João, escrevo-te uma segunda vez : )
Quase passou um ano desde a última vez que escrevi no Blog.
E já passa mais um ano desde a tua partida.
Apesar de não te ter escrito, falo-te todos os dias. Várias vezes ao dia.
Este segundo ano foi bastante pior do que o primeiro. Talvez
amenize. Ou talvez não. Tal como diz o Nick Cave, if we love, we grieve.
É o pacto que temos nesta vida. O luto é uma recordação terrível da profundidade
do nosso amor, e tal como o amor, não é negociável; estão interligados.
Podemos admitir que há uns lutos mais ‘fáceis’ de negociar
do que outros? O Pai estava fragilizado, alheado, doente. Tu não. Na nossa
última noite juntos, já no Hospital, falamos de coisas banais, e rimos. Mas tu
e eu sabíamos que o que se estava a passar contigo era muito grave.
Daqui a pouco mais de 1 mês, vai fazer dois anos que partiste.
O tempo passa numa reta unidirecional, é uma cassete que segue sem pausas, nem rewind.
Houve uma pergunta que nunca te fiz. Tratamos e falamos sobre tudo. Nunca te
perguntei se estavas com medo. Parecias calmo, sereno. Achei por bem deixar o
senhor Medo do lado de fora.
Há quase dois anos que continuo a fazer essa pergunta.
Imagino-te nesses últimos segundos; o que será que sentiste? Como é? O que se vê?
Tiveste medo? Pergunta a Rita pequenina, que se senta na cama no teu quarto,
enquanto estás de candeeiro aceso a desenhar. Nunca desenhavas de dia, sempre à
noite.
Até que a resposta chegou esta semana.
A Inês surpreendeu-me! O filme Blade Runner ia
passar no cinema ao ar livre, nos Terraços do Carmo, no Chiado. Estava uma
noite perfeita, sem vento, amena. Ela conseguiu dois bilhetes, a sessão estava
esgotada. Antes fomos procurar um lugar para jantar; seguimos por um fio invisível
até entrar num asiático. Não tinham Pho, mas comemos Ramen e noodles.
O início perfeito, à la Deckard. Quando começou o filme, realizei que já
não o via há muito tempo. Sempre fez parte da nossa vida. Ou porque se ouvia a
banda sonora, ou as falas icónicas, entre ti e o Vasco, ou estavas tu a ver uma
cassete pela 26ª vez. Na última noite, quando depois de estarmos juntos voltei
para casa, ouvi a banda sonora, do princípio ao fim, antes de me deitar.
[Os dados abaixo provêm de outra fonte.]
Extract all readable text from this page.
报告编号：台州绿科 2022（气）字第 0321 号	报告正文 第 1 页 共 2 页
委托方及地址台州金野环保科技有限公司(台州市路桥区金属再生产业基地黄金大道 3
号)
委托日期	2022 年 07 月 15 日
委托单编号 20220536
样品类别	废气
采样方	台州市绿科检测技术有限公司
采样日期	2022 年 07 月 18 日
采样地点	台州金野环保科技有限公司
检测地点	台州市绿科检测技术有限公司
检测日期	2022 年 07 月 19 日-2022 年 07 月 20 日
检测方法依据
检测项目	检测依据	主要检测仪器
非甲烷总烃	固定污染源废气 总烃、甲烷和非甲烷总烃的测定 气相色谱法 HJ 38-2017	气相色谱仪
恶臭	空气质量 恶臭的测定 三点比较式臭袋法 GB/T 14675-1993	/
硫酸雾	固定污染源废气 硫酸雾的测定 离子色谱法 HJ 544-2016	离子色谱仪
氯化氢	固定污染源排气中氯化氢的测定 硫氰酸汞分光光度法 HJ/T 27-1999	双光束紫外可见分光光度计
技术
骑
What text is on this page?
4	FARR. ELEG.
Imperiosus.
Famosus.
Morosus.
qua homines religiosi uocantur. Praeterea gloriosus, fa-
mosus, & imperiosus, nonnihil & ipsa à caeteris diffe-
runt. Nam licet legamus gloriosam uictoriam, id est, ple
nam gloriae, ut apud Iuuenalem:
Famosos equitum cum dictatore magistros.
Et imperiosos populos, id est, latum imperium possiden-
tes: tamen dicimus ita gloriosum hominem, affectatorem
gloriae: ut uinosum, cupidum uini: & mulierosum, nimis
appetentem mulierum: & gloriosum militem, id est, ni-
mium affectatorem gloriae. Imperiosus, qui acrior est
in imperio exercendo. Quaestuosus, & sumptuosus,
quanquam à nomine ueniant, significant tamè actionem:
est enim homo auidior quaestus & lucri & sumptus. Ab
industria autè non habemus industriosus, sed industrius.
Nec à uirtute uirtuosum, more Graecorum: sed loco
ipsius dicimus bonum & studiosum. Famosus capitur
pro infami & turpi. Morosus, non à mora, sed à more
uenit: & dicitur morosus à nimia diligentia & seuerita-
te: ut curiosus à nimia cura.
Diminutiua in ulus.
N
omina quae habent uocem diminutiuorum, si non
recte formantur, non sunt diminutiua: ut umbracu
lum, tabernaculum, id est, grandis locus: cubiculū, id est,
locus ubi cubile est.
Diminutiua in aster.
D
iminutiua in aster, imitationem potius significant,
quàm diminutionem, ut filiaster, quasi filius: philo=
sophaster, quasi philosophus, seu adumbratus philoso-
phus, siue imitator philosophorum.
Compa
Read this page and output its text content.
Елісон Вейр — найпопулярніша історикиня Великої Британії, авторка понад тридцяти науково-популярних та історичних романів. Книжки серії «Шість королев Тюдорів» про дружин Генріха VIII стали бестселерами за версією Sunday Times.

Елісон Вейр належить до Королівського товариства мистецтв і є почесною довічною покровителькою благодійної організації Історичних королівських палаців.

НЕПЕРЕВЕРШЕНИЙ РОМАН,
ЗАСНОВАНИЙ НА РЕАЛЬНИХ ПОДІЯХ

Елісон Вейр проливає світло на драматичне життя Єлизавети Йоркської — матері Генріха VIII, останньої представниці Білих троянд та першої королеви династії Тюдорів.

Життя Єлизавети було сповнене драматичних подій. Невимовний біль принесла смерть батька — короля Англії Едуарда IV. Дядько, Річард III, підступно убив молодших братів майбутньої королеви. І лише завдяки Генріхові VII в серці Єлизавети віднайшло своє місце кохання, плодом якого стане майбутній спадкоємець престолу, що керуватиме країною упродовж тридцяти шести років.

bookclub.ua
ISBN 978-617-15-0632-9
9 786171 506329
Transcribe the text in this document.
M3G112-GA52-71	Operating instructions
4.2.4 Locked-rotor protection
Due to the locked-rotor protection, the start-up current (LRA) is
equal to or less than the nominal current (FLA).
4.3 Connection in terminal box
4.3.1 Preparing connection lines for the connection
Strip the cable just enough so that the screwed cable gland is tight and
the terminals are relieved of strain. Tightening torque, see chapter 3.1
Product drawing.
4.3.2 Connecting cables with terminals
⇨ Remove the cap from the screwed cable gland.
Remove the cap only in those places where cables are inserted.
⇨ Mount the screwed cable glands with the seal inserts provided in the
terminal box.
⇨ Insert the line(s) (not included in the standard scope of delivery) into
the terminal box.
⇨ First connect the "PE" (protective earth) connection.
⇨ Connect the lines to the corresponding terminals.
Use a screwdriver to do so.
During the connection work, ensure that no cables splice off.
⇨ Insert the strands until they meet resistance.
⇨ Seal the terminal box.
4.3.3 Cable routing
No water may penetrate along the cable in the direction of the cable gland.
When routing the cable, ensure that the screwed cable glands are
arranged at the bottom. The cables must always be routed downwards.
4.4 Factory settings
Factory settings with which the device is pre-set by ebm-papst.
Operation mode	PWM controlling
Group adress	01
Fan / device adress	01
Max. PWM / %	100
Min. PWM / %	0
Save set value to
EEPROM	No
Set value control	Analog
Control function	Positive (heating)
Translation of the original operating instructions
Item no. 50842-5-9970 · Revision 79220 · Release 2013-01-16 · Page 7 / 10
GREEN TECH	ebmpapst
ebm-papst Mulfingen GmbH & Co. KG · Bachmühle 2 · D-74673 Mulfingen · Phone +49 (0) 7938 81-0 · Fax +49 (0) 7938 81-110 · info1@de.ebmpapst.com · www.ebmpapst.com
Mas nesta noite, com a Inês, ‘sorvi’ o filme com se fosse a
primeira vez, cada fala e cada imagem. E foi então que tive uma epifania! Que
foi, aliás, dupla.
A cena final do Roy, o robot super perfeito, mas finito. Ciente
do seu fim e da sua condição:
“I’ve seen things
you people wouldn’t believe…
Attack ships on fire off the shoulder of Orion.
I watched C-beams glitter in the dark near the Tannhäuser Gate.
All those moments will be lost in time, like tears in rain.
Time
to die.”
E depois, quando o Gaff aparece e diz a frase (sobre a Rachel)
que tu e o Vasco repetiam dezenas de vezes, um para o outro:
“It’s too bad she
won’t live. But then again, who does?”
O meu coração deu um salto.
Tu disseste-a para ti!
Terá sido assim?
Talvez seja meio infantil da minha parte pensar que terias
forças para te imaginares como o Deckard, o Roy ou o Gaff, e que naqueles
últimos segundos serias uma personagem do teu filme preferido. Mas, porque não?
Sabes de cor cada frame, tu amavas aquela atmosfera, a música, a
fotografia. Até a comida.
O Pai muito desconsolado: ‘Oh João, mas como é que tu gostas
deste filme onde é sempre de noite e está sempre a chover?!’
A mim parece-me uma boa maneira de teres partido, a subir pelos
prédios acima, a comer os teus noodles, sem medo.
Desta vez não me custou tanto escrever-te.
Beijos.
Ly
Ps -Tenho imensas saudades. É uma anormalidade a falta que
nos fazes.
Ps1 - Há uma lista de pessoas, várias, de repente, que
poderiam ter morrido e sofrido tanto, e que estão vivas há dois anos. Mas não
vamos entrar nessa cena da raiva e do rancor, do ódio, etc. pronto.